Do you prioritize your customer queries?

16.11.06 01:39 PM By S.Swaminathan

Read this nice article in NY Times today. It highlights how there must be a service level priority and understanding, amongst employees to treat customers and their requests. Many a times, I feel the inability to understand this, leads to service dissatisfaction in organizations. The intent might be there with the employee but some times urgency & initiative will make a big difference in the customer's mind about how the company addresses her/his problem. There has to be right balance between ideal( solution) vs immediate action. May be 'sensitizing' this difference to employees will help. Take a look:

For service businesses, “customers aren’t simply the open wallet at the end of an efficient supply chain,” writes Frances X. Frei, a Harvard Business School professor. “They’re directly involved in operations. The fact that they introduce tremendous variability, but complain about any lack of consistency, is an everyday reality.”

....writing in the Harvard Business Review, Ms. Frei says the strategy does not have to be as blunt as either/or.

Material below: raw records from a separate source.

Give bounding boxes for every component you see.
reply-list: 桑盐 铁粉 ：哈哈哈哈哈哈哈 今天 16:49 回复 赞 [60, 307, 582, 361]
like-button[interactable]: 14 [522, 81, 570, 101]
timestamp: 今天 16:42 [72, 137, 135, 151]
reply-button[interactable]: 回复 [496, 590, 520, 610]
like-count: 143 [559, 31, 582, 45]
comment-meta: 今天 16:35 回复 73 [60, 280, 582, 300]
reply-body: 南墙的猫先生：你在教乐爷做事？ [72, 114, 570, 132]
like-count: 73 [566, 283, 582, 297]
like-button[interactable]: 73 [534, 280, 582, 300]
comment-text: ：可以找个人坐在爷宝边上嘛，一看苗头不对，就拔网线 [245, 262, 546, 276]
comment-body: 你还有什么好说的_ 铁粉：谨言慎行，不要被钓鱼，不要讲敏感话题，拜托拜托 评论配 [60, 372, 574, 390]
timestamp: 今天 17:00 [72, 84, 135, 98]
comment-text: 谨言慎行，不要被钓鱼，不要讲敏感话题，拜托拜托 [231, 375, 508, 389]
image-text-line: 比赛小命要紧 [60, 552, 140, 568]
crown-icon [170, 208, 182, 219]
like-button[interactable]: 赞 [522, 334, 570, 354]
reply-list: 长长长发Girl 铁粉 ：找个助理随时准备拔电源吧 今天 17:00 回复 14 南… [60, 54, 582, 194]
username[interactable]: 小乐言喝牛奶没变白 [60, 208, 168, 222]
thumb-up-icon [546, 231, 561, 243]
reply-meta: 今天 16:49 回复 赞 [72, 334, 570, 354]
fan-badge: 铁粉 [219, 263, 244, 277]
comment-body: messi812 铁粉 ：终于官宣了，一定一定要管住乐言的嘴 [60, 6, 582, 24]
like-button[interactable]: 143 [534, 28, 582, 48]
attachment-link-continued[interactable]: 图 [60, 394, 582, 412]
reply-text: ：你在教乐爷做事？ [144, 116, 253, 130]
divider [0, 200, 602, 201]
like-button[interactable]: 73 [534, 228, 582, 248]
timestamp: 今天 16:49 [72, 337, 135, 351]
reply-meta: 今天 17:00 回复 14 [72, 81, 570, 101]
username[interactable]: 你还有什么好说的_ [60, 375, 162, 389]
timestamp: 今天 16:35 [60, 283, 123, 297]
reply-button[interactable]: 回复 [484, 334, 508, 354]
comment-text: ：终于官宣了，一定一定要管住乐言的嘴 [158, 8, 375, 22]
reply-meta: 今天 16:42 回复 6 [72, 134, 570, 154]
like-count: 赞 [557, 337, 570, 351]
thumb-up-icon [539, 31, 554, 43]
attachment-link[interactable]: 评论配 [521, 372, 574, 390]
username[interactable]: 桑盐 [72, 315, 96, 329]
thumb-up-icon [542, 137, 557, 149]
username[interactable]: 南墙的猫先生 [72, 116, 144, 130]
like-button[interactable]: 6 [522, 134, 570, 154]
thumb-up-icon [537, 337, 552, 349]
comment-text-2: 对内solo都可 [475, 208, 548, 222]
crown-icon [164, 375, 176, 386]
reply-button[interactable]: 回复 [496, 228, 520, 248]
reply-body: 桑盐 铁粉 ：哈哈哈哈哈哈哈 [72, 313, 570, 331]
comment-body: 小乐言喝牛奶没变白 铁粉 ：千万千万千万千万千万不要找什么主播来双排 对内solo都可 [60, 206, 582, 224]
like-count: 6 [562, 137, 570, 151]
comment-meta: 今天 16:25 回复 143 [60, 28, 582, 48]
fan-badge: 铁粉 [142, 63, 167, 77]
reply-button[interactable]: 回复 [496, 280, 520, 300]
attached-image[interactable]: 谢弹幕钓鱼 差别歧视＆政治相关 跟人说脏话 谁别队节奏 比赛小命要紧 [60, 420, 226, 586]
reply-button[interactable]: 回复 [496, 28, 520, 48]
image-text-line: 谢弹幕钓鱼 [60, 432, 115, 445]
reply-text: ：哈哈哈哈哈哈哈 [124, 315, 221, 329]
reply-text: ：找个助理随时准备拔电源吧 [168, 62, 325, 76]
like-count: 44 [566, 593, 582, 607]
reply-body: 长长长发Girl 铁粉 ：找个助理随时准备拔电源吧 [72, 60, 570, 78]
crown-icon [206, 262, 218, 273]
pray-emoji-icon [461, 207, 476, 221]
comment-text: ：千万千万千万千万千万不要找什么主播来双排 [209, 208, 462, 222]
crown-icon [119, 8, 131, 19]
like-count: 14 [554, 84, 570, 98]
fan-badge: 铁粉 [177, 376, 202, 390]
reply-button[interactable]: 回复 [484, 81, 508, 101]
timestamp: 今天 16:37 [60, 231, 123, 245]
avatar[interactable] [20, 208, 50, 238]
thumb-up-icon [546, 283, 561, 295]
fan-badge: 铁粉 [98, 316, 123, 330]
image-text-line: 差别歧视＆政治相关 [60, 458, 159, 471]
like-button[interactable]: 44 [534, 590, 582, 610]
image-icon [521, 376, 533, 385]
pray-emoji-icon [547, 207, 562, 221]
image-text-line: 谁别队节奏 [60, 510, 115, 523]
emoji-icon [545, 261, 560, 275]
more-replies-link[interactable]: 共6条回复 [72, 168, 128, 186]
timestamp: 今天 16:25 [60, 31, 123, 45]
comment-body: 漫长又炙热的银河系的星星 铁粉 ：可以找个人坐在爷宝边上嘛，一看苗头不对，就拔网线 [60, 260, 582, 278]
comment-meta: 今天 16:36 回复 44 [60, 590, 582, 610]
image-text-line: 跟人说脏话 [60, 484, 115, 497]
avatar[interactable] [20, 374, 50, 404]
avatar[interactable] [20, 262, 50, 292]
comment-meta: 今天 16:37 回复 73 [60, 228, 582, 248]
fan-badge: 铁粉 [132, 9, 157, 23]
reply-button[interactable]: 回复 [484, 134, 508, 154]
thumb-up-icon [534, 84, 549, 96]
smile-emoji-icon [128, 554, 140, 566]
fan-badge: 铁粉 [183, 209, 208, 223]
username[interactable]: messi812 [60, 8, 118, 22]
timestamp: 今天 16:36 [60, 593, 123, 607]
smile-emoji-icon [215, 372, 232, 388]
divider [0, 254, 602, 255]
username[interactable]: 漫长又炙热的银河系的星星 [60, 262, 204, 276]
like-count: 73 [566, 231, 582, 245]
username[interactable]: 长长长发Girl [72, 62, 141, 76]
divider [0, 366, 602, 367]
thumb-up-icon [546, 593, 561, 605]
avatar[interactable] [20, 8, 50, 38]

She argues that there are five distinct parts of any service transaction: When the customer arrives; makes a request of some kind; participates in the interaction (describes the symptoms to a physician, for example); decides how much to participate in the transaction (“an internal accountant may or may not take care to hand over well-organized files to her company’s independent auditor”); and judges how well she or he has been treated.

At each point, a company can choose to offer four levels of care, with fabulous service on the one end and self-service on the other, Ms. Frei writes. The secret to maximizing profit, she writes, is to choose the right level of service at each of the five points, recognizing that you may be able to vary it at each one.